C’est désormais une tradition : le dernier weekend de mars marque le passage à l’heure d’été. Ainsi, dans la nuit de samedi à dimanche, à 2h, il sera 3h. Bref, nous dormirons une heure de moins. De quoi inquiéter ceux qui tiennent à conserver leur quota de sommeil. Qu’ils se rassurent. Cette privation de sommeil ne semble présenter qu’un impact mineur sur la santé. Et il en faut peu pour se recaler.


Il y a quelques temps, René Clarisse, chronopsychologue et maître de conférences en psychologie du développement à l’université de Tours nous expliquait qu’il faudrait « 5 à 6 fuseaux horaires, comme dans le cas d’un voyage transatlantique pour ressentir une désynchronisation sur le plan biologique. » En clair, l’heure de sommeil que nous perdrons ce week-end « ne fait courir aucun risque sur le plan chronobiologique. » Si vous avez peur de ne pas être au top le lundi venu, une courte sieste le dimanche après-midi devrait faciliter la transition.

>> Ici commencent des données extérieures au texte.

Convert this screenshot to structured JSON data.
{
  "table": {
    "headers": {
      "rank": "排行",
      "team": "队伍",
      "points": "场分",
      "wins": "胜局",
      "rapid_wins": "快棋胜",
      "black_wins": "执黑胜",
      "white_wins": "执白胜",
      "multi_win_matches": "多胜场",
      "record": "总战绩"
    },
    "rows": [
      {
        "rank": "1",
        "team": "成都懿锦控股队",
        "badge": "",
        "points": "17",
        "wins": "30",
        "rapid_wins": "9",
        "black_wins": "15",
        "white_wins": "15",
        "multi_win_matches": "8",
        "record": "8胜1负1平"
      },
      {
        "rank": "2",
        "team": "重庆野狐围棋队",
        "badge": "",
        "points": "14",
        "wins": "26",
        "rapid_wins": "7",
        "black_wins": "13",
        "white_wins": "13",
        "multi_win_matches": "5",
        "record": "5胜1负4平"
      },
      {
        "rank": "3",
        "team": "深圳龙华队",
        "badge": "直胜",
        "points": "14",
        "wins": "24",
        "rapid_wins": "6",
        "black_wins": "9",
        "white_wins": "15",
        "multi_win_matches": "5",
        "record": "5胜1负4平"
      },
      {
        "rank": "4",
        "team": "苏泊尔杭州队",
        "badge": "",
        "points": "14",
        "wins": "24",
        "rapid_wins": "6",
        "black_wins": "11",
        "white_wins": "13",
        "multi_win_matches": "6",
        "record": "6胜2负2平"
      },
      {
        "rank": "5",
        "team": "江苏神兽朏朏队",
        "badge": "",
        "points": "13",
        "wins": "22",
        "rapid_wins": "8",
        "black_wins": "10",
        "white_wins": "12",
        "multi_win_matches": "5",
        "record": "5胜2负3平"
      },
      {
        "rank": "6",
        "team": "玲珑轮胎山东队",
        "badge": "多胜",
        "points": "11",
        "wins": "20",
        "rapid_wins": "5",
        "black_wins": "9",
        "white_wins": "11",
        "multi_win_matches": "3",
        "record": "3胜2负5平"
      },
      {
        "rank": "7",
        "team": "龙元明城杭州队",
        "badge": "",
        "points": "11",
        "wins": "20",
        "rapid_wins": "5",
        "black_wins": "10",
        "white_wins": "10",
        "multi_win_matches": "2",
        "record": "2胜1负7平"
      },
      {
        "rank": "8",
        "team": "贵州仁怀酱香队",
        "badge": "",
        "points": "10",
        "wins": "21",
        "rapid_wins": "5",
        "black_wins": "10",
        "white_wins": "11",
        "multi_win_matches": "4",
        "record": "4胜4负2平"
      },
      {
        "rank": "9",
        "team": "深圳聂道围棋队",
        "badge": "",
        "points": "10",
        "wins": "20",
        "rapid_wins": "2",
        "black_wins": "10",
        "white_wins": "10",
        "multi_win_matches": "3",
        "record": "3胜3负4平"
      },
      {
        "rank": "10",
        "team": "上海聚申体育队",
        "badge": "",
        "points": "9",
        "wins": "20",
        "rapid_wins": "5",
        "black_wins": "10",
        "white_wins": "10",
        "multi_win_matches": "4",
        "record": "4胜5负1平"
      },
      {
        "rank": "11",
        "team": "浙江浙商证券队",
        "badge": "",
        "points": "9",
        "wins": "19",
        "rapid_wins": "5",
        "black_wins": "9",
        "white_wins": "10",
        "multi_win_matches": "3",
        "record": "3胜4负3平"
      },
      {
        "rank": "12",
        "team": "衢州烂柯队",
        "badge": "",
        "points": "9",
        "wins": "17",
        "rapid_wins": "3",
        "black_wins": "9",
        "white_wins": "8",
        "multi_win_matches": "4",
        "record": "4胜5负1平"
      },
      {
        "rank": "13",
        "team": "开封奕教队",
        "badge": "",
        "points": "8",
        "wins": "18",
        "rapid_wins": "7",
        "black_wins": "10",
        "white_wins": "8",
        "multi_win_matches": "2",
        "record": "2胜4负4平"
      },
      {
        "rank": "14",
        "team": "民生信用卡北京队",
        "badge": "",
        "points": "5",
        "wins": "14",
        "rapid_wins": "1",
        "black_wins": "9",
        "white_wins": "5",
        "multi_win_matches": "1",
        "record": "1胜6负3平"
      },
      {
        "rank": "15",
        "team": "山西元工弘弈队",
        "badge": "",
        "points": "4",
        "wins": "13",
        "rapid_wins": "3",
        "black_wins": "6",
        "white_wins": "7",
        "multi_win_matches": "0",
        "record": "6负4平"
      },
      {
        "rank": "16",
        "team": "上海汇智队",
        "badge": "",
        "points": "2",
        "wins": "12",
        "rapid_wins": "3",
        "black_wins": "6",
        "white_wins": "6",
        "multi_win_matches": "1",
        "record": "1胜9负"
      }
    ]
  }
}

En fait, ce qui peut se montrer dommageable, ce sont les pièges inhérents à l’allongement des journées. Terrasses ou soirées qui s’éternisent risquent de retarder l’heure du coucher… mais pas celle du réveil, le lendemain matin. Une dette de sommeil a donc de grandes chances de s’installer.


Les études se suivent… et ne se ressemblent pas


Avis partagé par la Commission européenne. Après avoir passé au crible plusieurs études, celle-ci concluait en 2007 que « les spécialistes, en l’état actuel de la recherche et des connaissances, s’accordent à constater que la plupart des troubles éprouvés (lors d’un changement d’heure, ndlr) sont de courte durée et ne mettent pas la santé en danger ».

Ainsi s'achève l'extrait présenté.